Onder collectivisme kunnen de strevingen worden samengebracht, die er op gericht zijn het ondernemingsgewijze productiestelsel te vervangen door massale bedrijfsvormen, waarbij collectieve eigendom op de voorgrond staat en een gecentraliseerde leiding aan het productieproces wordt gegeven. Voorbeelden van collectivisatie vormen de in de Sovjet-Unie en in verschillende Oosteuropese landen toegepaste landnationalisaties, waarbij ook de bedrijfsuitoefening gezamenlijk geschiedt (sovchozen en kolchozen) en een gecentraliseerde productieleiding plaats vindt. Collectivisme in deze zin is georiënteerd op een totalitair politiek stelsel en vertoont een sterke technocratische inslag.

Het anarchisme kenmerkt zich door het afwijzen van enige functie van de overheid, het steunt op zelfbestuur van de beroepsbeoefenaren; in zijn syndicalistische vorm op de vakvereniging.

Het communisme onderscheidt zich naar het oorspronkelijke woordgebruik door het streven tot uitbreiding van de collectieve eigendom der productiemiddelen tot gebruiksgoederen, de vervanging van loon naar prestatie door loon naar behoefte en het streven naar absolute gelijkheid.
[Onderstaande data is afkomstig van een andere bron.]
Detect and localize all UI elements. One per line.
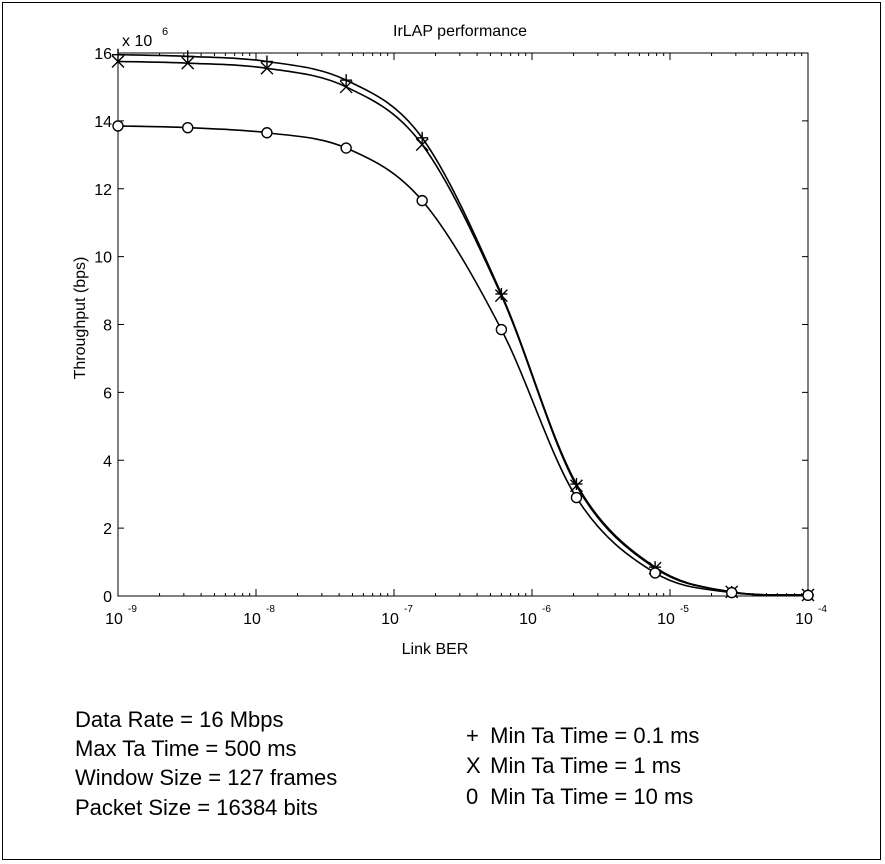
x-tick-label: 10 bbox=[657, 611, 675, 628]
legend-item-0.1ms: + Min Ta Time = 0.1 ms bbox=[466, 722, 699, 750]
series-line-1 bbox=[117, 53, 809, 596]
y-tick-label: 14 bbox=[94, 114, 112, 131]
x-tick-label: 10 bbox=[105, 611, 123, 628]
marker-stroke bbox=[181, 56, 195, 70]
circle-marker bbox=[182, 121, 194, 134]
circle-marker bbox=[802, 589, 814, 602]
x-marker bbox=[494, 289, 508, 303]
y-tick-label: 8 bbox=[103, 318, 112, 335]
legend-item-1ms: X Min Ta Time = 1 ms bbox=[466, 752, 681, 780]
circle-marker bbox=[261, 127, 273, 139]
chart-title: IrLAP performance bbox=[393, 23, 527, 40]
circle-marker bbox=[649, 567, 661, 579]
x-tick-label: 10 bbox=[243, 611, 261, 628]
y-tick-label: 16 bbox=[94, 46, 112, 63]
legend-label: Min Ta Time = 0.1 ms bbox=[490, 723, 700, 748]
x-marker bbox=[415, 138, 429, 152]
x-axis-label: Link BER bbox=[402, 641, 469, 658]
y-axis-label: Throughput (bps) bbox=[72, 257, 89, 380]
param-data-rate: Data Rate = 16 Mbps bbox=[75, 707, 284, 732]
y-tick-label: 4 bbox=[103, 453, 112, 470]
plus-marker bbox=[416, 131, 429, 144]
circle-marker bbox=[112, 120, 124, 132]
circle-marker bbox=[726, 586, 738, 599]
marker-stroke bbox=[339, 80, 353, 94]
x-tick-label: 10 bbox=[519, 611, 537, 628]
x-tick-exponent: -4 bbox=[818, 604, 827, 615]
x-tick-exponent: -9 bbox=[128, 604, 137, 615]
param-window-size: Window Size = 127 frames bbox=[75, 765, 338, 790]
x-marker bbox=[339, 80, 353, 94]
y-tick-label: 10 bbox=[94, 250, 112, 267]
marker-stroke bbox=[111, 54, 125, 68]
y-tick-label: 2 bbox=[103, 521, 112, 538]
legend-item-10ms: 0 Min Ta Time = 10 ms bbox=[466, 783, 693, 811]
x-tick-label: 10 bbox=[795, 611, 813, 628]
x-tick-exponent: -6 bbox=[542, 604, 551, 615]
x-tick-exponent: -8 bbox=[266, 604, 275, 615]
circle-marker-icon: 0 bbox=[466, 784, 479, 809]
marker-stroke bbox=[260, 61, 274, 75]
circle-marker bbox=[340, 142, 352, 154]
param-packet-size: Packet Size = 16384 bits bbox=[75, 795, 318, 820]
plus-marker bbox=[112, 48, 124, 61]
marker-stroke bbox=[415, 138, 429, 152]
circle-marker bbox=[416, 194, 428, 207]
x-marker bbox=[111, 54, 125, 68]
x-tick-label: 10 bbox=[381, 611, 399, 628]
y-tick-label: 6 bbox=[103, 385, 112, 402]
y-multiplier: x 10 bbox=[122, 33, 152, 50]
plus-marker bbox=[570, 478, 583, 491]
series-line-2 bbox=[117, 60, 809, 596]
marker-stroke bbox=[494, 289, 508, 303]
x-tick-exponent: -5 bbox=[680, 604, 689, 615]
series-line-3 bbox=[117, 125, 809, 597]
x-marker bbox=[260, 61, 274, 75]
param-max-ta-time: Max Ta Time = 500 ms bbox=[75, 736, 297, 761]
x-marker-icon: X bbox=[466, 753, 481, 778]
plus-marker bbox=[340, 74, 353, 87]
circle-marker bbox=[570, 491, 583, 504]
y-tick-label: 0 bbox=[103, 589, 112, 606]
x-marker bbox=[181, 56, 195, 70]
y-tick-label: 12 bbox=[94, 182, 112, 199]
legend-label: Min Ta Time = 1 ms bbox=[490, 753, 682, 778]
circle-marker bbox=[495, 323, 508, 336]
plus-marker bbox=[260, 55, 273, 68]
plot-area bbox=[117, 52, 809, 597]
legend-label: Min Ta Time = 10 ms bbox=[490, 784, 694, 809]
y-multiplier-exponent: 6 bbox=[162, 26, 168, 38]
plus-marker-icon: + bbox=[466, 723, 479, 748]
x-tick-exponent: -7 bbox=[404, 604, 413, 615]
plus-marker bbox=[181, 50, 194, 63]
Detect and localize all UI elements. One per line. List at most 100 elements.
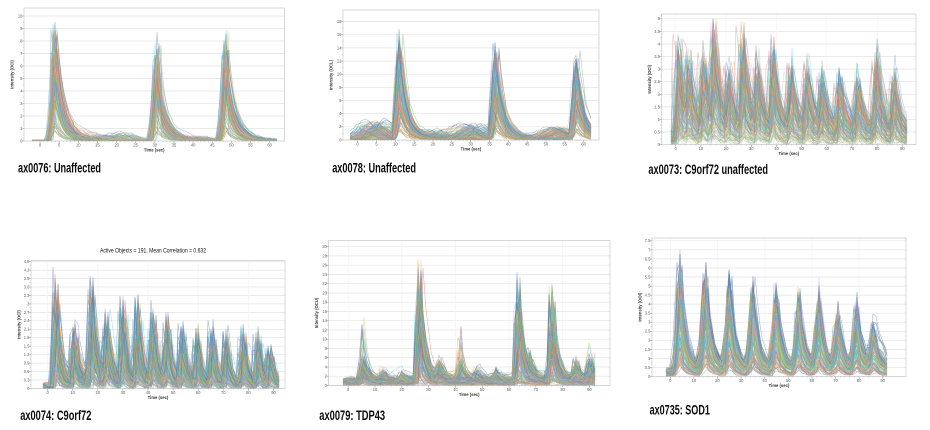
svg-text:Intensity (OCI): Intensity (OCI) xyxy=(10,60,15,89)
svg-text:20: 20 xyxy=(114,142,119,147)
svg-text:ax0073: C9orf72 unaffected: ax0073: C9orf72 unaffected xyxy=(648,162,768,177)
svg-text:0.5: 0.5 xyxy=(645,365,651,370)
svg-text:70: 70 xyxy=(221,390,226,395)
svg-text:Time (sec): Time (sec) xyxy=(144,148,165,153)
svg-text:ax0074: C9orf72: ax0074: C9orf72 xyxy=(20,408,91,423)
svg-text:3.3: 3.3 xyxy=(24,293,30,298)
svg-text:6: 6 xyxy=(20,63,23,68)
svg-text:90: 90 xyxy=(587,387,592,392)
svg-text:0: 0 xyxy=(675,146,678,151)
svg-text:40: 40 xyxy=(506,141,511,146)
svg-text:30: 30 xyxy=(153,142,158,147)
svg-text:3: 3 xyxy=(27,301,30,306)
svg-text:6.5: 6.5 xyxy=(645,256,651,261)
svg-text:60: 60 xyxy=(267,142,272,147)
svg-text:50: 50 xyxy=(786,378,791,383)
svg-text:50: 50 xyxy=(480,387,485,392)
svg-text:10: 10 xyxy=(699,146,704,151)
svg-text:1: 1 xyxy=(20,126,23,131)
svg-text:1.2: 1.2 xyxy=(24,352,30,357)
svg-text:5: 5 xyxy=(375,141,378,146)
svg-text:ax0076: Unaffected: ax0076: Unaffected xyxy=(18,160,101,175)
svg-text:40: 40 xyxy=(453,387,458,392)
svg-text:12: 12 xyxy=(322,327,327,332)
svg-text:50: 50 xyxy=(544,141,549,146)
svg-text:60: 60 xyxy=(581,141,586,146)
svg-text:10: 10 xyxy=(692,378,697,383)
svg-text:35: 35 xyxy=(172,142,177,147)
svg-text:80: 80 xyxy=(875,146,880,151)
svg-text:30: 30 xyxy=(322,244,327,249)
svg-text:Intensity (OCU): Intensity (OCU) xyxy=(314,297,319,328)
svg-text:14: 14 xyxy=(322,318,327,323)
svg-text:4: 4 xyxy=(325,364,328,369)
svg-text:Time (sec): Time (sec) xyxy=(778,151,799,156)
svg-text:4: 4 xyxy=(339,111,342,116)
svg-text:2.1: 2.1 xyxy=(24,327,30,332)
svg-text:2.5: 2.5 xyxy=(654,79,660,84)
svg-text:3: 3 xyxy=(20,101,23,106)
svg-text:5: 5 xyxy=(20,76,23,81)
svg-text:2.5: 2.5 xyxy=(645,329,651,334)
svg-text:5.5: 5.5 xyxy=(645,274,651,279)
svg-text:30: 30 xyxy=(749,146,754,151)
svg-text:2.4: 2.4 xyxy=(24,318,30,323)
svg-text:16: 16 xyxy=(322,309,327,314)
svg-text:60: 60 xyxy=(810,378,815,383)
svg-text:1: 1 xyxy=(658,117,661,122)
svg-text:25: 25 xyxy=(133,142,138,147)
svg-text:18: 18 xyxy=(322,300,327,305)
svg-text:10: 10 xyxy=(322,337,327,342)
svg-text:ax0078: Unaffected: ax0078: Unaffected xyxy=(332,160,416,175)
svg-text:70: 70 xyxy=(534,387,539,392)
svg-text:Time (sec): Time (sec) xyxy=(459,392,480,397)
svg-text:0: 0 xyxy=(339,137,342,142)
svg-text:12: 12 xyxy=(337,59,342,64)
svg-text:0: 0 xyxy=(325,383,328,388)
svg-text:50: 50 xyxy=(171,390,176,395)
svg-text:80: 80 xyxy=(857,378,862,383)
svg-text:80: 80 xyxy=(246,390,251,395)
svg-text:Intensity (OCL): Intensity (OCL) xyxy=(329,59,334,90)
svg-text:1.5: 1.5 xyxy=(24,344,30,349)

In Amerika en Azië wordt het woord socialisme nog veelvuldig gebruikt ter gemeenschappelijke aanduiding van deze zeer uiteenlopende stromingen, waarvan het voornaamste gemeenschappelijke kenmerk is dat zij alle afwijken van de in de 19de en in het begin van de 20ste eeuw in West-Europa overheersende maatschappijvorm, het individualistische kapitalisme.

Het socialisme in engere zin, ofwel het democratisch socialisme, streeft naar een zodanige omvorming van de in de 19de eeuw gegroeide kapitalistische maatschappijvorm, dat een belangrijk deel van de eigendom der productiemiddelen in handen van de gemeenschap zal berusten en aan verschillende gemeenschapsorganen een aanzienlijke invloed op het economisch leven zal zijn verzekerd. De socialistische maatschappij zal zich kenmerken door een verkleining van de inkomensverschillen en een beperking van het arbeidsloos inkomen, waardoor gelijke ontwikkelingskansen voor iedereen zullen bestaan en alleen bekwaamheid zal beslissen over de plaats die de leden van de gemeenschap in de maatschappij innemen. Het democratisch socialisme keert zich tegen elke vorm van politieke of economische dictatuur, tegen collectieve vormen die niet noodzakelijk kunnen worden geacht voor de verhoging van de welvaart en daardoor belemmerend werken op de ontplooiing van de persoonlijkheid van de mens, tegen de uitholling van het staatsgezag ten behoeve van kapitaalbezitters, ondernemers of arbeidersgroepen (syndicalisme), tegen de overheersing van het uit de maatschappij zelf opgekomen organisatieleven door een almachtige staat (staatssocialisme).

Het moderne socialisme, ook wel plansocialisme, streeft op sociaal-economisch gebied naar een gemengde productiewijze, gebaseerd op gedifferentieerde eigensdomsvormen, waarbij de leiding van het economisch leven door de gemeenschapsorganen (overheid en publiekrechtelijke bedrijfsorganen) gericht dient te zijn op het scheppen van volledige werkgelegenheid bij een redelijk levenspeil. Op cultureel gebied streeft het socialisme naar het scheppen van de maatschappelijke voorwaarden voor een zo groot mogelijke ontplooiing van de mens in vrijheid en verantwoordelijkheid. Bij het scheppen van deze voorwaarden kent het aan de gemeenschap een belangrijke taak toe. Deze socialistische cultuurpolitiek is het meest volledig naar voren gekomen in het personalistisch socialisme.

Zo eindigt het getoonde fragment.